German football club

SG Bornim is a German association football club based in Bornim, an Ortsteil of Potsdam in Brandenburg.

==History==
Founded in September 1927, the club merged with Schwarz-Weiß-Grün Universum Töplitz in 1928 to play as Brandenburger Sport Club Bornim Schwarz-Weiß-Grün. The club played in the local Havelland circuit until 1945.

Following World War II, the club was disbanded before being re-established as Sportmeinde Bornim. Located in the Soviet-occupied eastern part of the country, the Bornim side became part of the separate football competition that emerged there. SG Bornim was one of a small group of East German clubs that included teams such as Concordia Wilhelmsruh, Berolina Stralau, and SG Hohenschönhausen that remained independent and was not connected to industry or government. The team's success was limited with their furthest advance being their stay in the Bezirksliga Potsdam (III) from 1972 to 1984.
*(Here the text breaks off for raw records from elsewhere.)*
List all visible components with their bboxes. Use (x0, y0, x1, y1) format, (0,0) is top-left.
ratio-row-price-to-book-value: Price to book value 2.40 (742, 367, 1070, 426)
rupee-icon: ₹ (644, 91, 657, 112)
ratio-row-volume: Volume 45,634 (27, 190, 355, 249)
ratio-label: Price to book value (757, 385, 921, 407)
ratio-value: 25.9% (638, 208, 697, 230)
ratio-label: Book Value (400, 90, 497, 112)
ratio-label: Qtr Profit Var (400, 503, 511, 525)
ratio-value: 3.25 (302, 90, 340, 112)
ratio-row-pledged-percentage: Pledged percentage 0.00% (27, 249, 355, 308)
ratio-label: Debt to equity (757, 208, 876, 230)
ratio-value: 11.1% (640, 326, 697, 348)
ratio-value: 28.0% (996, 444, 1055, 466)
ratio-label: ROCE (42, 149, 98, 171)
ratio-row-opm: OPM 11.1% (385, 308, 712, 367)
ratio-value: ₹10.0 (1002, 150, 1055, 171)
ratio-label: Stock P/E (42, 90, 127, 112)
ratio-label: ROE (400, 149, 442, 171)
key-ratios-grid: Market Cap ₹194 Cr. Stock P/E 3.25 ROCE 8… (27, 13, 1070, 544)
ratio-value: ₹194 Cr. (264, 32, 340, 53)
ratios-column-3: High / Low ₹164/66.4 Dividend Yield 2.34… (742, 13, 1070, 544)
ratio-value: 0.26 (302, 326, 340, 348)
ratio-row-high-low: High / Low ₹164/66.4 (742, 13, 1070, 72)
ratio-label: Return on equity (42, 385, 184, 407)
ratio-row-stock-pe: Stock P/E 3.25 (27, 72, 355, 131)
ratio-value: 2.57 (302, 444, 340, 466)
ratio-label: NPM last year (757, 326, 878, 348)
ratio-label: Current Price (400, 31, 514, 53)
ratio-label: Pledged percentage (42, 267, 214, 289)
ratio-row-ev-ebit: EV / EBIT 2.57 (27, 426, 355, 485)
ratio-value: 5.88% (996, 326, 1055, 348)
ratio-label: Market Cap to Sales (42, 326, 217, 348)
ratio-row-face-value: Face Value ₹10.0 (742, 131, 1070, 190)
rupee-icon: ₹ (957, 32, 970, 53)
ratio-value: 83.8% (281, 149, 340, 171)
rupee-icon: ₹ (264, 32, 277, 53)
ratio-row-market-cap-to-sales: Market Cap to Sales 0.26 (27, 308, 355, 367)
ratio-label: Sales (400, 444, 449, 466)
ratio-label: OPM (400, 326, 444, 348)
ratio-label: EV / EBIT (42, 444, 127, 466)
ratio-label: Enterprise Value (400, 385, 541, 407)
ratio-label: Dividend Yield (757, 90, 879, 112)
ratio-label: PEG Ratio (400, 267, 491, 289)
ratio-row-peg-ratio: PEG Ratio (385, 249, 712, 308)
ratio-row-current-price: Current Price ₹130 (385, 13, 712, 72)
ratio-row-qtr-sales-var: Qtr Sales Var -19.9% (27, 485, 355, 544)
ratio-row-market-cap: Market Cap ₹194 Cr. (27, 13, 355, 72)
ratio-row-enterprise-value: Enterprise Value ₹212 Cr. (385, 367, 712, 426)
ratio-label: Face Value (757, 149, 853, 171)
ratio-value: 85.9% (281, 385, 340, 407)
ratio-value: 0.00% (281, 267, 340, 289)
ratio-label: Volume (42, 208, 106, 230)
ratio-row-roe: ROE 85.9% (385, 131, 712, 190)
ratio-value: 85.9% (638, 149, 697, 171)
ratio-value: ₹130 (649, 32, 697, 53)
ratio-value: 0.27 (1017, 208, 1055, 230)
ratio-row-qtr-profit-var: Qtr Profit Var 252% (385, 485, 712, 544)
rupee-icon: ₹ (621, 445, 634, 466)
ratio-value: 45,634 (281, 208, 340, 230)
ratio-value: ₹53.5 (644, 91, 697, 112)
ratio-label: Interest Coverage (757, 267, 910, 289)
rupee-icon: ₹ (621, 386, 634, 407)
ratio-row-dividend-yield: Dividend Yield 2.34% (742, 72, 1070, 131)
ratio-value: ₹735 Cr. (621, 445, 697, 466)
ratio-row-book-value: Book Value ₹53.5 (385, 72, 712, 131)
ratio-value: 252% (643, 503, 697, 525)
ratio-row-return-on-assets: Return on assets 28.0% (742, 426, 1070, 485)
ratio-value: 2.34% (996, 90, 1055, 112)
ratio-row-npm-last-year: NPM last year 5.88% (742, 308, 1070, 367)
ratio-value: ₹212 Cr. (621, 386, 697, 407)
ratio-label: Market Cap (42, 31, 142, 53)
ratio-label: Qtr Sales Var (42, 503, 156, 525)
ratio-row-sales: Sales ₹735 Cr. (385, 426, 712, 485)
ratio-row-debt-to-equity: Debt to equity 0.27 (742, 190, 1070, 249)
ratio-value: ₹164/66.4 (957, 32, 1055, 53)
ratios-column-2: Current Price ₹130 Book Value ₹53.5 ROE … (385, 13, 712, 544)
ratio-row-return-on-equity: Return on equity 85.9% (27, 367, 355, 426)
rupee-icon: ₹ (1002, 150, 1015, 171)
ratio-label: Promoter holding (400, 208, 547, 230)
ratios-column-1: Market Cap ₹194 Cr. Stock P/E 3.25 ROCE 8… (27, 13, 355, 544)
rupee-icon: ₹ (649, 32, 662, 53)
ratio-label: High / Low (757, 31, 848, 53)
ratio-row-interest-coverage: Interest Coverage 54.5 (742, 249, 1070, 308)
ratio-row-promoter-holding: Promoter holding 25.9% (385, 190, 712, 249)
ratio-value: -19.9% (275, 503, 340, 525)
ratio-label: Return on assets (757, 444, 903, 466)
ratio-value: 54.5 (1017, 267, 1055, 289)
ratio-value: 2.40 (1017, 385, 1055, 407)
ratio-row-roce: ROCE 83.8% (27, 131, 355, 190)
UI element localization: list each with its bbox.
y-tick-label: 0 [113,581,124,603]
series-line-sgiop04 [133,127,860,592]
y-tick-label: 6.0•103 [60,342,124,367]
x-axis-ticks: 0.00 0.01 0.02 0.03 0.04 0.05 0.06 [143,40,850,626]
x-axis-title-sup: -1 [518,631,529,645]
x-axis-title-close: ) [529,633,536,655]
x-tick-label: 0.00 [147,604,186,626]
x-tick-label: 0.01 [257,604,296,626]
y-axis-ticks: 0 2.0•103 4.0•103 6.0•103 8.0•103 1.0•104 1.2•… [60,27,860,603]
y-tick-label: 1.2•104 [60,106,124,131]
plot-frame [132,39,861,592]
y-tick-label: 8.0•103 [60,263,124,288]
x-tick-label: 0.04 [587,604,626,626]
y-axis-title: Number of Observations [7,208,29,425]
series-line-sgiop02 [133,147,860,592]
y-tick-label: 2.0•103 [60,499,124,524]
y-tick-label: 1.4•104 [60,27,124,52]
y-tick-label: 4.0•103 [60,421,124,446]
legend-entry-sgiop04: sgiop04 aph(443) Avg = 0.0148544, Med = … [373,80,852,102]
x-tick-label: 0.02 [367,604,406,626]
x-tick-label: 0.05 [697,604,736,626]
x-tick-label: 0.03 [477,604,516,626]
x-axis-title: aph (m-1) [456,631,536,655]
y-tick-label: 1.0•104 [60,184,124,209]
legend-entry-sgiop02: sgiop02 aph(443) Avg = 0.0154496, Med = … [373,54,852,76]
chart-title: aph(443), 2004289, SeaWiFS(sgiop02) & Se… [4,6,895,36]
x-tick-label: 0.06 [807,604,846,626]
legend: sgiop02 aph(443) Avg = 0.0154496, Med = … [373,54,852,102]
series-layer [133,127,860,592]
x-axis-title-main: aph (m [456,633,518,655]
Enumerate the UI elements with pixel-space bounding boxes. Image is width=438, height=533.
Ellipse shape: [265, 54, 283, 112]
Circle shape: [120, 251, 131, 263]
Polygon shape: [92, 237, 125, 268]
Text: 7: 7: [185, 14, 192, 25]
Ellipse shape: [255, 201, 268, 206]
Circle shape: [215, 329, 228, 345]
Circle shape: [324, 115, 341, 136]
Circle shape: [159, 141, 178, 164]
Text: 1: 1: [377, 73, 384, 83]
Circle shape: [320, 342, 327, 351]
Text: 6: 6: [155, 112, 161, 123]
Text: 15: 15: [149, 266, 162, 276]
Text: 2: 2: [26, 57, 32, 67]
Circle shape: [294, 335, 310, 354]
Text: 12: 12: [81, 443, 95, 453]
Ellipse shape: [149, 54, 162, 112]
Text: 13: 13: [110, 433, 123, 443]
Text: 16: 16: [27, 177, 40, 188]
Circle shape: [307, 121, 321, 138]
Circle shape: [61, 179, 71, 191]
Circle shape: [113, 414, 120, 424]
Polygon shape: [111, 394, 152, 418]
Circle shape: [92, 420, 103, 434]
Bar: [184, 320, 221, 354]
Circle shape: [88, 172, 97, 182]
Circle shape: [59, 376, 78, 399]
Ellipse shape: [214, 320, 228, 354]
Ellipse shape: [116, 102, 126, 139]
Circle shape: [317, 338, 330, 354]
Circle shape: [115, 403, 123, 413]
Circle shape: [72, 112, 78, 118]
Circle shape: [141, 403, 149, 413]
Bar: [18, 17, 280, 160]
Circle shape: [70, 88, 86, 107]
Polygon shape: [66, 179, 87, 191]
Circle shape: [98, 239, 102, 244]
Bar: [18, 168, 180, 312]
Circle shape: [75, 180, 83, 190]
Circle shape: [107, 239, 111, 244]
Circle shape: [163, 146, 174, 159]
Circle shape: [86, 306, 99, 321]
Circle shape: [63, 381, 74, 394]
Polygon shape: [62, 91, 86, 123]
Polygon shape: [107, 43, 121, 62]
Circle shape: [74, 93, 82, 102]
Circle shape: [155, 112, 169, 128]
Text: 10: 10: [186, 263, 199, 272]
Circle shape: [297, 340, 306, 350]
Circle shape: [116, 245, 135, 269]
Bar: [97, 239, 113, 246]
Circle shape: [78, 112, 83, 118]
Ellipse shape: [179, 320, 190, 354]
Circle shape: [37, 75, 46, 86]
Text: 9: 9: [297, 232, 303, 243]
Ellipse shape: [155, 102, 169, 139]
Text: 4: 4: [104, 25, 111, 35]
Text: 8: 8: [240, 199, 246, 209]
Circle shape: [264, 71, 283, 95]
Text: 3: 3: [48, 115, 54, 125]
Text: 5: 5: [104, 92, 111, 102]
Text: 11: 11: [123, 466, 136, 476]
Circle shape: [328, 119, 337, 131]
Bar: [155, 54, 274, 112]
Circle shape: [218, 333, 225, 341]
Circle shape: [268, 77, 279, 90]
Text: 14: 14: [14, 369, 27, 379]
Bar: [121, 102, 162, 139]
Their fortunes improved following German reunification when they climbed quickly out of district-level Bezirksliga (VII) competition through the Landesliga Brandenburg-Nord (VI) to the Verbandsliga Brandenburg (V) by 1993. In their first season there, the club finished third behind Motor Eberswalde and SV Babelsberg 03 and the next year they captured the division title. They were promoted to the fourth tier NOFV-Oberliga Nord where they played three seasons as a lower-tier side until finally relegated in 1998. After one more season in Verbandsliga play the club was forced to abandon upper-level competition for financial reasons.

After some time in the Kreisliga the club won promotion to the tier eight Landesklasse in 2013 where it plays today.